C'est l'archonte qui, seul, apprécie la gravité des offenses subies par l'épouse, et il est fort probable que l'infidélité patente du mari ne suffisait pas à lui faire décider la séparation, car les moeurs toléraient parfaitement la liberté sexuelle du mari, mais les coups et mauvais traitements subis par l'épouse devaient constituer un motif valable, s'ils étaient établis par l'enquête. Cependant, l'opinion publique était défavorable aux femmes qui se séparaient ainsi de leur mari.
Aspasie
Née à Milet, cette belle femme, intelligente et cultivée, gérante d'un bordel à Athènes (plus semblable à un salon social qu'à une maison close), séduisit Périclès, qui divorça pour aller vivre avec elle.
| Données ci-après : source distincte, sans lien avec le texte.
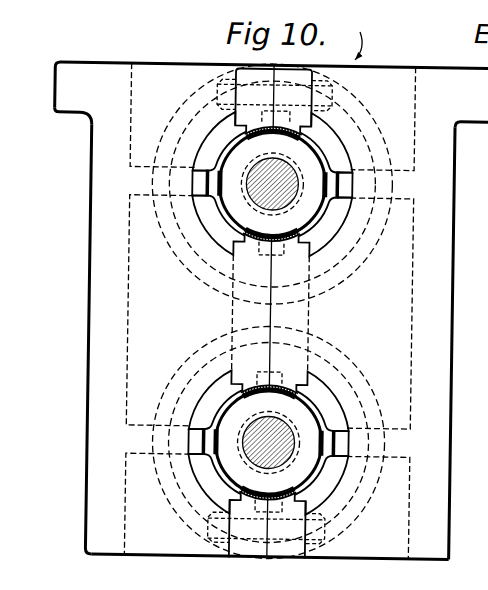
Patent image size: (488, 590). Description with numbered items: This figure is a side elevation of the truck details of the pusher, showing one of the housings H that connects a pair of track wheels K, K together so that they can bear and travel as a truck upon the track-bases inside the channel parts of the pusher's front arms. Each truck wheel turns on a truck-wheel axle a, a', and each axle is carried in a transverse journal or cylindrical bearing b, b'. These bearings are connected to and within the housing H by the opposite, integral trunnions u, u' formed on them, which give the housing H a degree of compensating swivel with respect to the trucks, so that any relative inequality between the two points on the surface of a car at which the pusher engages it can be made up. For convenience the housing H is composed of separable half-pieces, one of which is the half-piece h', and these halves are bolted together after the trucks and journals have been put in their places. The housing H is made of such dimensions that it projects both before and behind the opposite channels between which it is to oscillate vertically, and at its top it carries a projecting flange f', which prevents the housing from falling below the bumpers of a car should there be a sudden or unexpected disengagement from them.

The projecting flange f' is at (270, 143).
The truck-wheel axle a is at (232, 172).
The truck-wheel axle a' is at (228, 432).
The transverse journal b is at (254, 184).
The transverse journal b' is at (250, 442).
The housing H is at (268, 311).
The track wheel K is at (226, 297).
The trunnion u is at (270, 320).
The trunnion u' is at (270, 329).
The separable half-piece h' is at (179, 572).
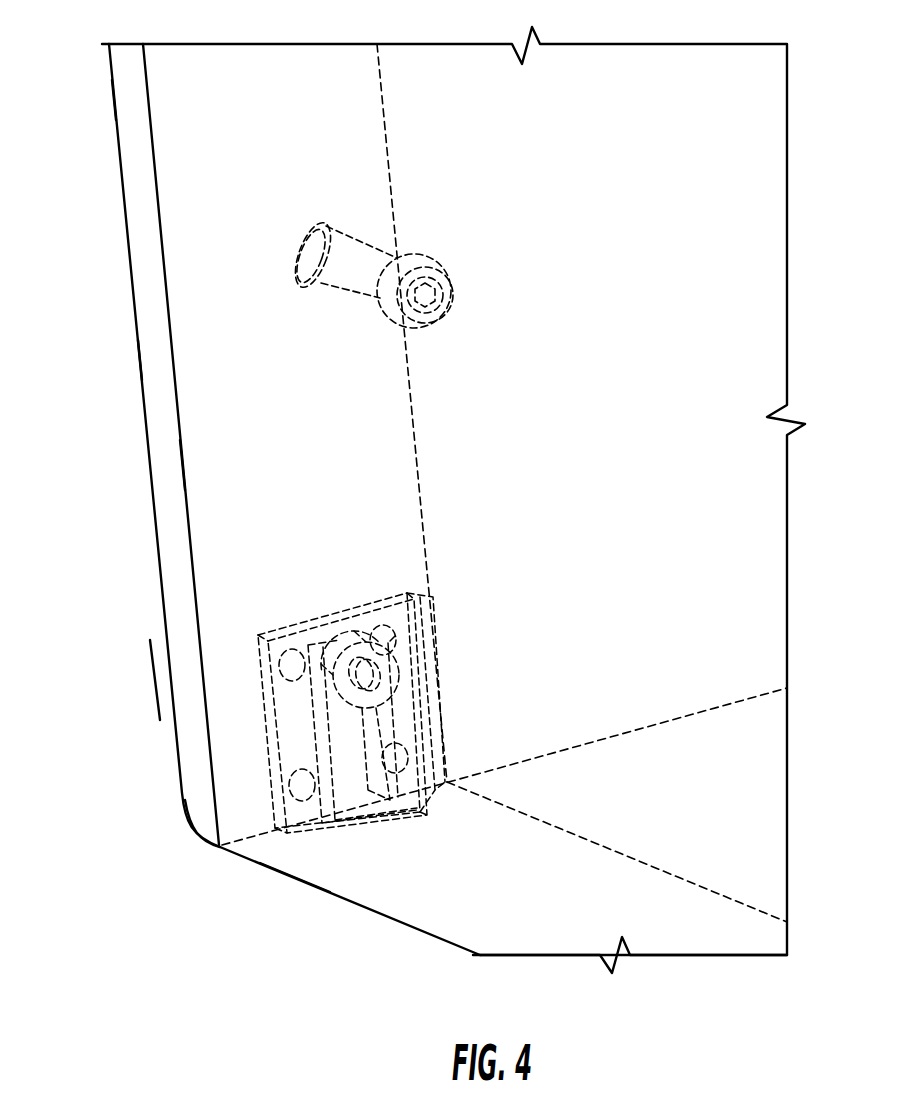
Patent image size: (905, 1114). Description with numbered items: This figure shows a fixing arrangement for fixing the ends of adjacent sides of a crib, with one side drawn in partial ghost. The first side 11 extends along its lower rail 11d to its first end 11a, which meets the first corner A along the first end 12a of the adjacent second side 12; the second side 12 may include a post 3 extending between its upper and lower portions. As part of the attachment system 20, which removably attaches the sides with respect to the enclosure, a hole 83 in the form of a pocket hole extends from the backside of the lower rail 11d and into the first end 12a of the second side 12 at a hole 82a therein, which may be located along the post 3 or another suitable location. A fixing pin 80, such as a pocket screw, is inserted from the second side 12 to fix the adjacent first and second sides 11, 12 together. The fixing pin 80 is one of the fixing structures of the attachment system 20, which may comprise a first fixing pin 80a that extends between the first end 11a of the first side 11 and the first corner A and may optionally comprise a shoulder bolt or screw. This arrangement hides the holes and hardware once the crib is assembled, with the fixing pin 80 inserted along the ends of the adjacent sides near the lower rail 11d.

The post 3 is at (127, 93).
The first side 11 is at (400, 912).
The first end of the first side 11a is at (195, 460).
The lower rail 11d is at (302, 890).
The second side 12 is at (135, 298).
The first end of the second side 12a is at (155, 350).
The attachment system 20 is at (128, 663).
The first corner A is at (200, 862).
The fixing pin 80 is at (366, 287).
The first fixing pin 80a is at (390, 318).
The hole 82a is at (299, 222).
The hole 83 is at (433, 323).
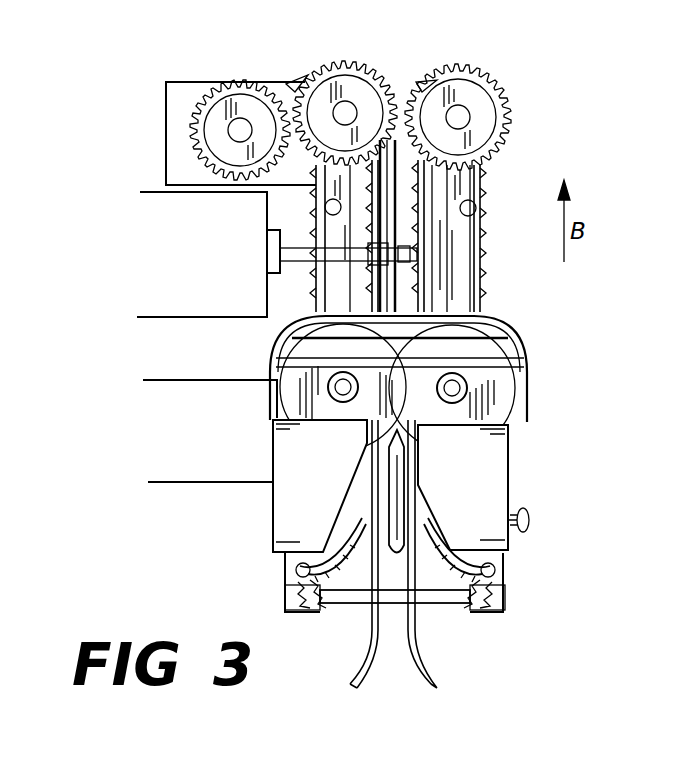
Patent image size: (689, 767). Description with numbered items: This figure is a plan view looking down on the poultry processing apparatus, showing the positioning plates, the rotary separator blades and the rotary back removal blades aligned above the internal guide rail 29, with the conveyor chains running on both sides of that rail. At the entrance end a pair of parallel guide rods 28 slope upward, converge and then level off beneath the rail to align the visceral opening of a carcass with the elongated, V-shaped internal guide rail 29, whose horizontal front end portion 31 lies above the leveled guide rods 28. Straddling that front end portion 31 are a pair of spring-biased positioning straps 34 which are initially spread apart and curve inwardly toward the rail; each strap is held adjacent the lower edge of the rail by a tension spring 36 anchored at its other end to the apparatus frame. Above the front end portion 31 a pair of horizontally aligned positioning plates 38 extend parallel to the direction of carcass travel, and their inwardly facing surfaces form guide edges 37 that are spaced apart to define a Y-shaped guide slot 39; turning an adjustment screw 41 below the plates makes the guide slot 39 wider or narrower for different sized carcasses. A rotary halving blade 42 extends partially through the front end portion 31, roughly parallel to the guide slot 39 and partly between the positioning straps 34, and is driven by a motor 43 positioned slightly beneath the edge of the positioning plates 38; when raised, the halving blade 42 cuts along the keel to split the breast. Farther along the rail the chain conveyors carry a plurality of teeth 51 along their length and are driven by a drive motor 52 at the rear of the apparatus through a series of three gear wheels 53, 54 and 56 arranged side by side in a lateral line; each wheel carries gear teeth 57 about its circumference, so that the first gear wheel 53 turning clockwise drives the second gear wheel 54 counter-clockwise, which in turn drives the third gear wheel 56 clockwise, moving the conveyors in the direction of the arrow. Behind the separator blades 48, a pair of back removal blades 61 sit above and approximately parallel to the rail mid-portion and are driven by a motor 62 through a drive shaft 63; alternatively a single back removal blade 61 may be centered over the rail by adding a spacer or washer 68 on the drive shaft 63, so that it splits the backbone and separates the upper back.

The guide rods 28 is at (414, 660).
The internal guide rail 29 is at (486, 303).
The front end portion 31 is at (364, 600).
The positioning straps 34 is at (296, 570).
The tension spring 36 is at (292, 588).
The guide edges 37 is at (348, 522).
The positioning plates 38 is at (326, 478).
The Y-shaped guide slot 39 is at (370, 478).
The adjustment screw 41 is at (527, 512).
The rotary halving blade 42 is at (404, 487).
The motor 43 is at (213, 457).
The separator blades 48 is at (340, 414).
The teeth 51 is at (486, 245).
The drive motor 52 is at (166, 142).
The first gear wheel 53 is at (223, 104).
The second gear wheel 54 is at (344, 80).
The third gear wheel 56 is at (464, 90).
The gear teeth 57 is at (290, 94).
The back removal blades 61 is at (483, 262).
The motor 62 is at (208, 258).
The drive shaft 63 is at (303, 250).
The spacer or washer 68 is at (288, 272).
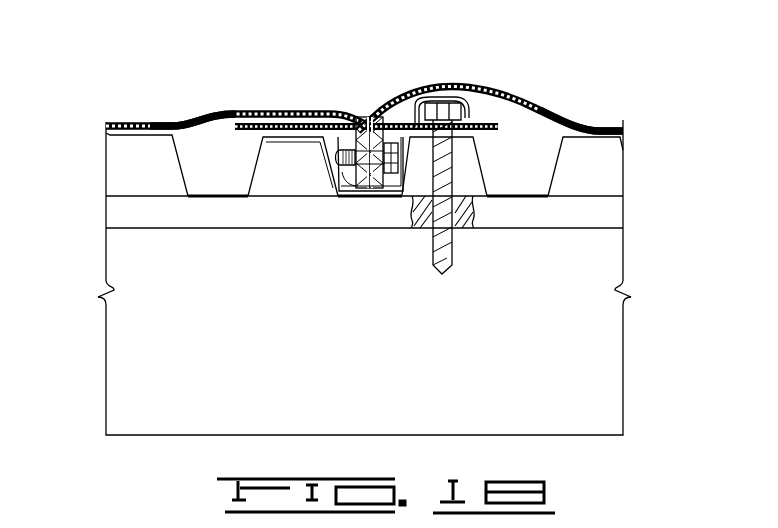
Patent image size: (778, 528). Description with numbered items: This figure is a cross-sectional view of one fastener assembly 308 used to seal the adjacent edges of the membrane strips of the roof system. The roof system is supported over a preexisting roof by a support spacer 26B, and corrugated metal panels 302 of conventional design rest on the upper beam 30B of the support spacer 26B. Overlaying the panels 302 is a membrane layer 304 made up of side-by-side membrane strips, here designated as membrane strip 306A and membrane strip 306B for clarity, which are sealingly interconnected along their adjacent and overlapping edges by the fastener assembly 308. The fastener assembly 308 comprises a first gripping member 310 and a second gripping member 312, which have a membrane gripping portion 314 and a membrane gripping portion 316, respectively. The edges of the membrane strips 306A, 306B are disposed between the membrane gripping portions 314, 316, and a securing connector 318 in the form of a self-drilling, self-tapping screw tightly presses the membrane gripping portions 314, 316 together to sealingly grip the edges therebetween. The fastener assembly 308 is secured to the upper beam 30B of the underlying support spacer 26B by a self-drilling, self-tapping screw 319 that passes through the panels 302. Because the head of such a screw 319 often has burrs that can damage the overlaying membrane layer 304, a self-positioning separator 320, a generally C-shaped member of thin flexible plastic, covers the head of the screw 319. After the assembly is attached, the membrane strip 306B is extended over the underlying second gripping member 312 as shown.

The support spacer 26B is at (118, 208).
The upper beam 30B is at (612, 218).
The corrugated metal panel 302 is at (186, 172).
The membrane layer 304 is at (131, 119).
The membrane strip 306A is at (190, 119).
The membrane strip 306B is at (598, 128).
The fastener assembly 308 is at (502, 116).
The first gripping member 310 is at (270, 121).
The second gripping member 312 is at (405, 114).
The membrane gripping portion 314 is at (343, 192).
The membrane gripping portion 316 is at (393, 196).
The securing connector 318 is at (351, 167).
The self-drilling, self-tapping screw 319 is at (452, 248).
The self-positioning separator 320 is at (466, 101).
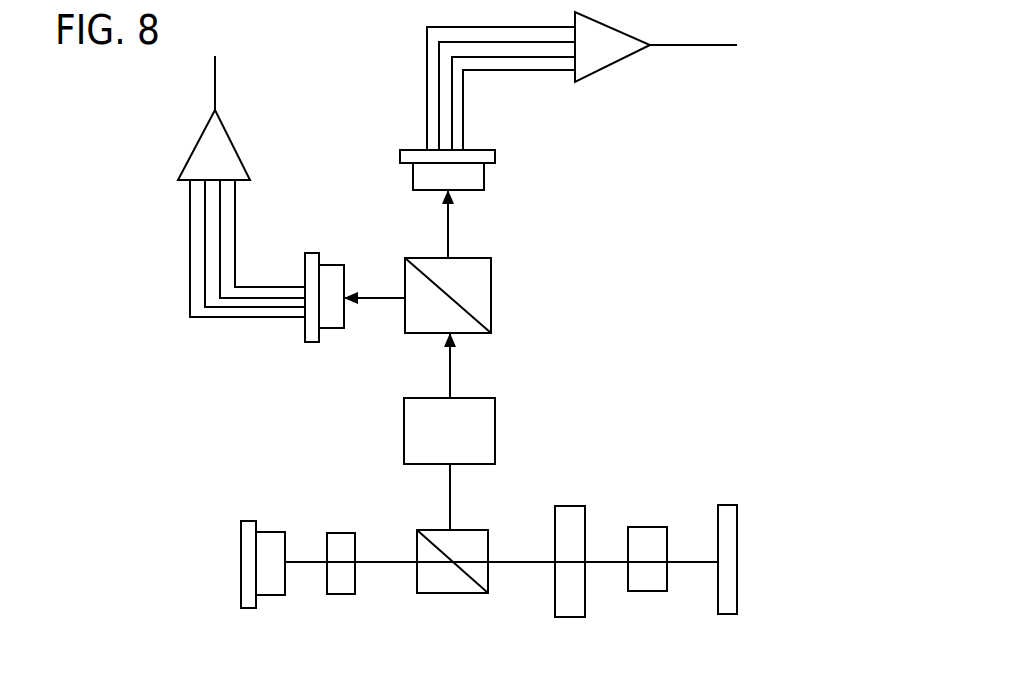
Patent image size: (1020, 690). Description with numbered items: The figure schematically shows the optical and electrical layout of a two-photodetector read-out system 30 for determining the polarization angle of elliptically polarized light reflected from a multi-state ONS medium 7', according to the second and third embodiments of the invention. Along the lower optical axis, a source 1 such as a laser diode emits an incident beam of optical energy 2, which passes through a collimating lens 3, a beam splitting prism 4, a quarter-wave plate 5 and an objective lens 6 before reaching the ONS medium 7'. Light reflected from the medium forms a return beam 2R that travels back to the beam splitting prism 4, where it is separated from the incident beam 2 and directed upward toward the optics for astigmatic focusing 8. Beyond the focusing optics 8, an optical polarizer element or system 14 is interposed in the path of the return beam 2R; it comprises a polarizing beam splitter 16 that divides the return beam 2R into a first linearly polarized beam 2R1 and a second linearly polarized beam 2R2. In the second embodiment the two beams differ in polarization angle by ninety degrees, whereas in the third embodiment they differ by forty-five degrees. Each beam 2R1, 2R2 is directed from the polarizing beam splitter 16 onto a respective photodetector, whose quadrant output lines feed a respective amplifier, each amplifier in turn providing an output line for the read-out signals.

The 2-photodetector read-out system 30 is at (118, 316).
The source of an incident beam of optical energy 1 is at (273, 601).
The incident beam of optical energy 2 is at (309, 570).
The collimating lens 3 is at (345, 598).
The beam splitting prism 4 is at (449, 598).
The quarter-wave plate 5 is at (573, 622).
The objective lens 6 is at (655, 596).
The ONS medium 7' is at (728, 592).
The optics for astigmatic focusing 8 is at (500, 422).
The return beam 2R is at (457, 367).
The first linearly polarized beam 2R1 is at (456, 226).
The second linearly polarized beam 2R2 is at (377, 306).
The optical polarizer element or system 14 is at (519, 297).
The polarizing beam splitter 16 is at (496, 291).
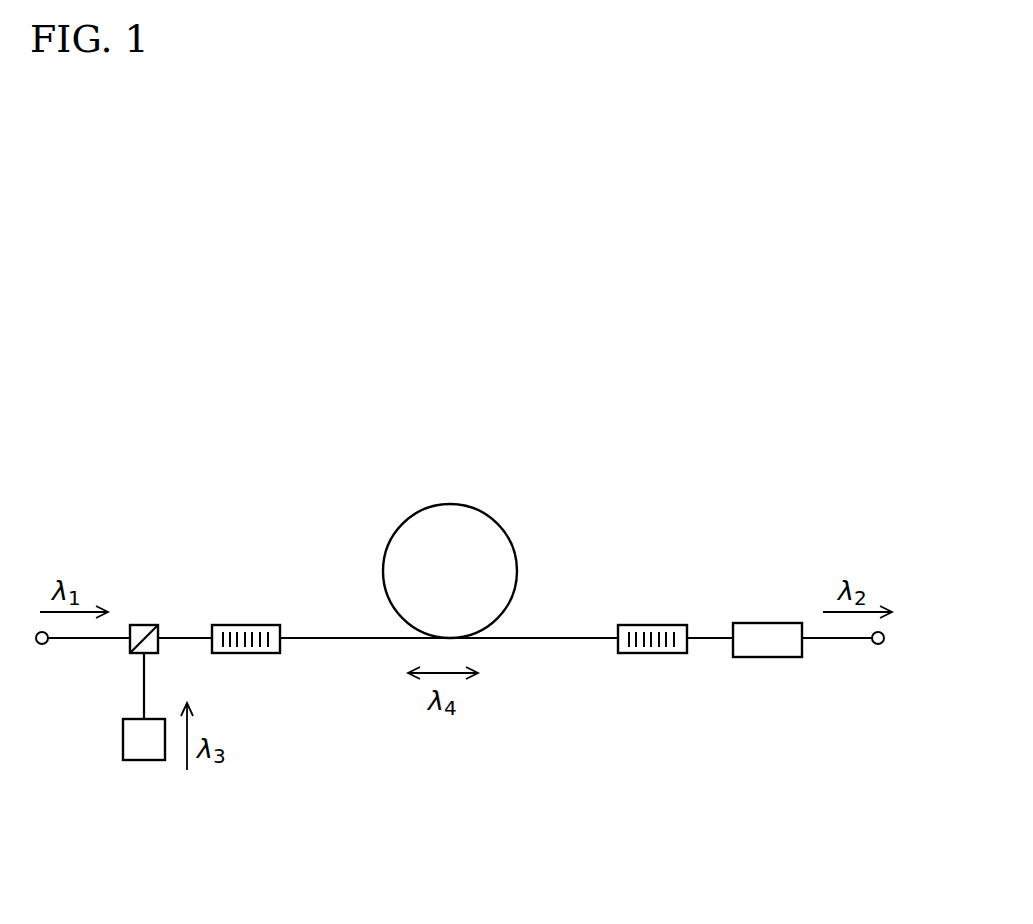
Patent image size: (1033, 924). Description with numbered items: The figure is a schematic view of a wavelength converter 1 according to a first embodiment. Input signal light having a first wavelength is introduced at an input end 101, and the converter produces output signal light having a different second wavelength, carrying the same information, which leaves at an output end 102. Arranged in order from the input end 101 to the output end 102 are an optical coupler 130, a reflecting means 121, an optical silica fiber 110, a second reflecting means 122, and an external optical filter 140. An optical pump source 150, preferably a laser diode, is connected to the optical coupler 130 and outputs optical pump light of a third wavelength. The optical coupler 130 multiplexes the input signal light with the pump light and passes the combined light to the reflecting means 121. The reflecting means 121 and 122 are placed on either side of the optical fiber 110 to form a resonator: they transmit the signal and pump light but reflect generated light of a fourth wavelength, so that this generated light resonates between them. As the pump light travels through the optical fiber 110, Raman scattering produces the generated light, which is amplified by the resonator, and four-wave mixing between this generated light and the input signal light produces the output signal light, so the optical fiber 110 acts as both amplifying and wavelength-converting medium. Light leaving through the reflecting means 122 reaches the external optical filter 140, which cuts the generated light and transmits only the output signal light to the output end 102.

The wavelength converter 1 is at (346, 466).
The input end 101 is at (40, 645).
The output end 102 is at (877, 645).
The optical silica fiber 110 is at (483, 508).
The reflecting means 121 is at (250, 623).
The reflecting means 122 is at (662, 623).
The optical coupler 130 is at (143, 623).
The external optical filter 140 is at (772, 622).
The optical pump source 150 is at (143, 761).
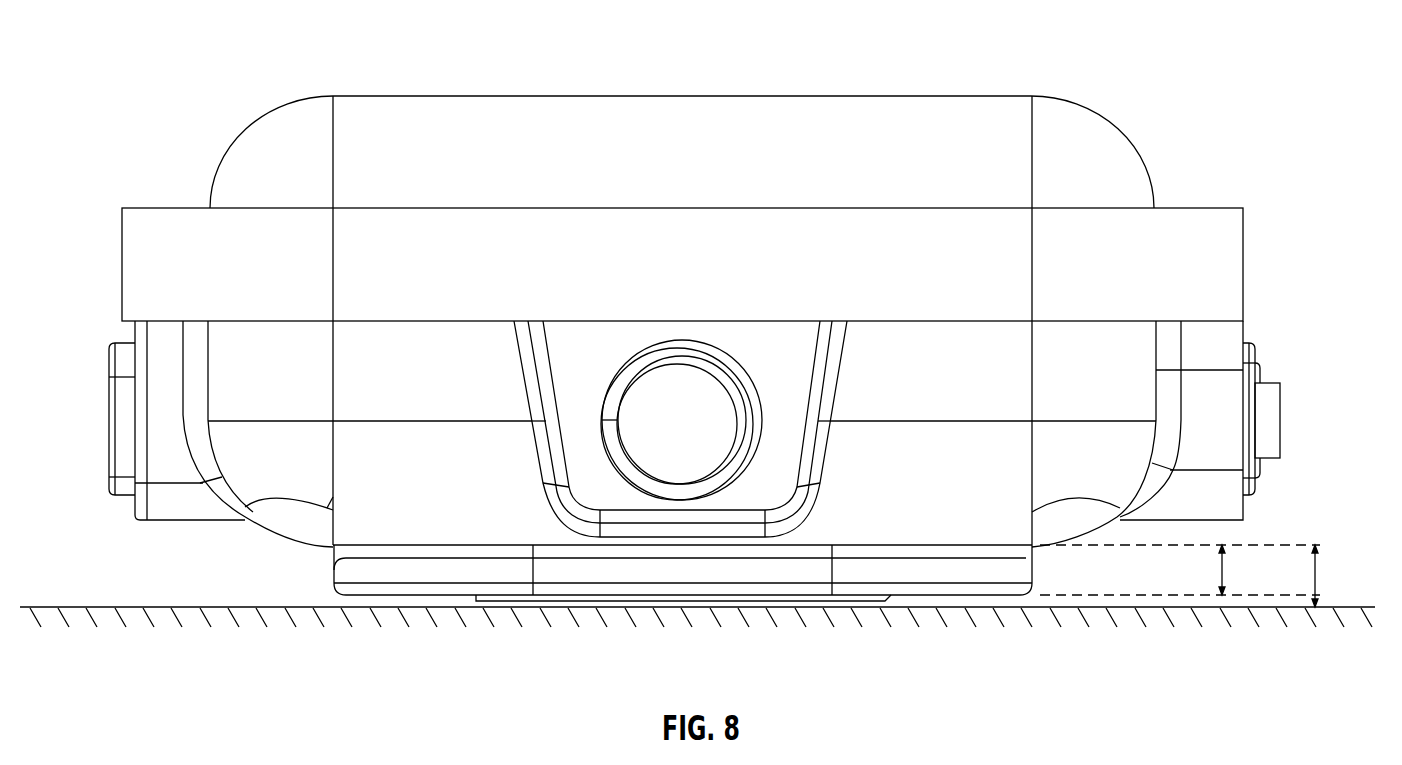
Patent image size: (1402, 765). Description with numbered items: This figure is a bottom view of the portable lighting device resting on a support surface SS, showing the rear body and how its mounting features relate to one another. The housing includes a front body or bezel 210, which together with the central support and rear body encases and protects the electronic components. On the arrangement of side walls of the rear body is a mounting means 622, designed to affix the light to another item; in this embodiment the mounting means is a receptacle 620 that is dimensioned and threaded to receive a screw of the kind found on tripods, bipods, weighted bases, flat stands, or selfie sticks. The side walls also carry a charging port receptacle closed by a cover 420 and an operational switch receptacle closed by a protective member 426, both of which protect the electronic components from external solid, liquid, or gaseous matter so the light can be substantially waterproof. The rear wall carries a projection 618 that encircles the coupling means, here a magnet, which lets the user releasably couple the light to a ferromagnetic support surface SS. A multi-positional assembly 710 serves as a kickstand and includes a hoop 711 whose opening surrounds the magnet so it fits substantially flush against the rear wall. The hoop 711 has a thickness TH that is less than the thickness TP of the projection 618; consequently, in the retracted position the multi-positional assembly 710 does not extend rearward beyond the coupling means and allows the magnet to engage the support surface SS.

Aspasie ne pouvait hériter du bien paternel. Mais, en tant que seule héritière (épicière), elle pouvait le transmettre à ses enfants, à condition d'épouser son parent le plus proche dans la lignée paternelle, un oncle ou à défaut un cousin. Cela pouvait entraîner, pour celui qui réclamait l'héritage et la fille, la rupture d'un mariage antérieur. On a de nombreux exemples de telles situations. D'autres raisons pouvaient amener un homme à se séparer de sa première épouse si celle-ci ne lui avait pas donné de fils en particulier. Un exemple célèbre prouve aussi que des facteurs plus personnels pouvaient intervenir : Périclès remaria son épouse à l'un de ses amis pour pouvoir vivre avec la femme qu'il aimait, la célèbre Aspasie, qui n'était pas athénienne et qu'il ne pouvait épouser légitimement. Parce que c'était Périclès, il réussit à contourner la loi qu'il avait lui-même établie et à faire reconnaître comme athénien le fils qu'il avait eu de sa maîtresse, après la mort de ses deux fils légitimes. Le mariage proprement dit revêtait un caractère religieux. La jeune fille, qui jusque-là avait vécu auprès de sa mère, quittait la maison de son père pour celle de son époux. Auparavant avait eu lieu un sacrifice aux divinités protectrices du mariage, Héra mais aussi Zeus et Déméter, suivi d'un banquet offert par le père de la jeune fille. Celle-ci avait également consacré aux dieux ses jouets — les filles se mariaient à 14 ans — et pris un bain rituel. La procession avait lieu à la nuit tombée, à la lueur des torches. La jeune fille, montée sur le char nuptial, était entourée de ses compagnes. Arrivée devant la maison de son époux, elle était accueillie par les parents du jeune homme et l'on jetait sur le couple des noix et des figues sèches, symboles de fécondité, tandis que les compagnons du marié entonnaient des chants d'hyménée.
Quelle vie attendait la jeune femme à partir de ce moment ? Si les parents de son époux vivaient encore, elle n'occupait qu'une place modeste aux côtés de sa belle-mère et des autres femmes de la famille, soeurs non encore mariées ou parentes veuves. Une femme en effet ne pouvait vivre seule, à moins d'être une courtisane, telle la belle Théodotè avec laquelle Socrate aimait à s'entretenir et qui vivait dans sa propre maison au milieu de ses servantes.

Le cas de Périclès et Aspasie

A sparte le rituel nuptial consiste en un rapt simulé de la future mariée à son domicile. Lejeune homme enlève sa promise, l'emporte chez lui puis la ramène chez ses parents. Cela peut durer des années, le temps pour le garçon d'être considéré comme apte au mariage.